Zur Zulässigkeit unterschiedlicher Kostenersatzregelungen, sofern diese an unterschiedliche, dem materiellen Recht zugrundeliegende Lebenssachverhalte anknüpfen, verweist die Bundesregierung nochmals auf das bereits zitierte, zu den unterschiedlichen Kostenersatzregelungen im ASGG ergangene Erkenntnis VfSlg. 13455/1993 und meint, "daß es daher nicht unsachlich ist, wenn im Verfahren, in dem in erster Linie über die Enteignung entschieden wird, die Grundsätze des AVG zur Anwendung kommen".

4.2. Den gleichheitsrechtlichen Bedenken des Verfassungsgerichtshofes, daß dem obsiegenden, die Enteignung abwehrenden Eigentümer, dem mangels Enteignung auch keine Entschädigung zugesprochen wird, dem Wortlaut des §7 Abs3 EEG zufolge keine Vergütung gebühre, hält die Bundesregierung entgegen, daß gemäß §7 Abs3 iVm §4 Abs2 EEG dem Wortlaut nach als "Enteigneter" "jeder anzusehen (ist), dem der Gegenstand der Enteignung gehört, oder dem an einem Gegenstande der Enteignung ein mit dem Eigentume eines anderen Gegenstandes verbundenes dingliches Recht zusteht". Jede Person, deren Eigentum oder deren Gegenstand, an dem sie ein dingliches Recht besitzt, im Rahmen eines Verfahrens nach dem EEG enteignet werden soll, sei daher, unabhängig davon, ob eine Enteignung am Ende des Verfahrens auch tatsächlich ausgesprochen wird oder nicht, als "Enteigneter" anzusehen.

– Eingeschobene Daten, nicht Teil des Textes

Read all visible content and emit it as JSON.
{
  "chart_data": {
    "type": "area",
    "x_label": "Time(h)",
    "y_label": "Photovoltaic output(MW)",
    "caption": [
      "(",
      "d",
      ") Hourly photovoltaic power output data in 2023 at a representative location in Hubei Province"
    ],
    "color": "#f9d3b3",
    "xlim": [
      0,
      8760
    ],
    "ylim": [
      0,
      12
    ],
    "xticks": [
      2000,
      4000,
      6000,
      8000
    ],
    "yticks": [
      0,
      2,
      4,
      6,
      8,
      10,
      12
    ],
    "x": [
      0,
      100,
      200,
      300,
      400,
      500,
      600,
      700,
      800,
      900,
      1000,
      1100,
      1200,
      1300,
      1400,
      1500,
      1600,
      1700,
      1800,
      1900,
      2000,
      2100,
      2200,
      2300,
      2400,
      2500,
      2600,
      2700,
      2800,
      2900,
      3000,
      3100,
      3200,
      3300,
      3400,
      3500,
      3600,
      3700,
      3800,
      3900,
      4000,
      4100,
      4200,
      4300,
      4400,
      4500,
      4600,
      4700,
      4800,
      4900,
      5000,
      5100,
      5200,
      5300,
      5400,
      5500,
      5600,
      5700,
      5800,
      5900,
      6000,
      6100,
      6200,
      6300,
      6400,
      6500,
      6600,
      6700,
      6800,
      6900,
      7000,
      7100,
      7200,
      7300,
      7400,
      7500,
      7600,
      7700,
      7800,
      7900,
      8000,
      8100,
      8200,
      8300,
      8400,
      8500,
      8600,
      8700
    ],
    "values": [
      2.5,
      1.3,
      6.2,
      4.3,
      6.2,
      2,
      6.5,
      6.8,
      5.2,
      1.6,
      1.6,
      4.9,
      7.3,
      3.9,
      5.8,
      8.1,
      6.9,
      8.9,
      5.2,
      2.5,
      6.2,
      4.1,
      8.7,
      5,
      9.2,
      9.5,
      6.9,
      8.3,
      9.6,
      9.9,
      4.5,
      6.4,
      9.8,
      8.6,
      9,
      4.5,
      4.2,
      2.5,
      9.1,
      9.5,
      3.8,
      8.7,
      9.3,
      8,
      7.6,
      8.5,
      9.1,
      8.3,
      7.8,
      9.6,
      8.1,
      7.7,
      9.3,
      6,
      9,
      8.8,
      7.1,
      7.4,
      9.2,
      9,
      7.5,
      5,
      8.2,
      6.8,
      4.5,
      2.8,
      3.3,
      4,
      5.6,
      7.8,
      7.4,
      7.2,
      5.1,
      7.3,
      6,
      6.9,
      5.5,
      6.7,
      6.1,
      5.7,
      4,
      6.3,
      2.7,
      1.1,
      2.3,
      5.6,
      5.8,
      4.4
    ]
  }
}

Diese Personen erhielten "auf alle Fälle" 5 000 S gemäß §7 Abs3 EEG. Die Höhe dieses Betrages orientiere sich am "durchschnittlichen Enteignungsverfahren". Es könne daher nicht davon gesprochen werden, daß diese Personen mit einem unverhältnismäßig niedrigen Kostenbeitrag abgefunden würden. Im übrigen könne insbesondere bei Personen, die tatsächlich nicht enteignet werden, eine prozeßtechnische Verzahnung mit dem gerichtlichen Verfahren nicht vorliegen, weil ein solches mangels einer Entschädigung gar nicht in Frage käme. Was den Personenkreis der "Teilenteigneten" betreffe, wird auf §6 EEG hingewiesen, wonach bei der Ermittlung der Entschädigung nicht nur der Wert des enteigneten Teiles, sondern auch die Wertminderung des verbleibenden Teiles zu berücksichtigen ist. Deshalb werde auch der Ersatz der Verfahrenskosten relativ höher ausfallen.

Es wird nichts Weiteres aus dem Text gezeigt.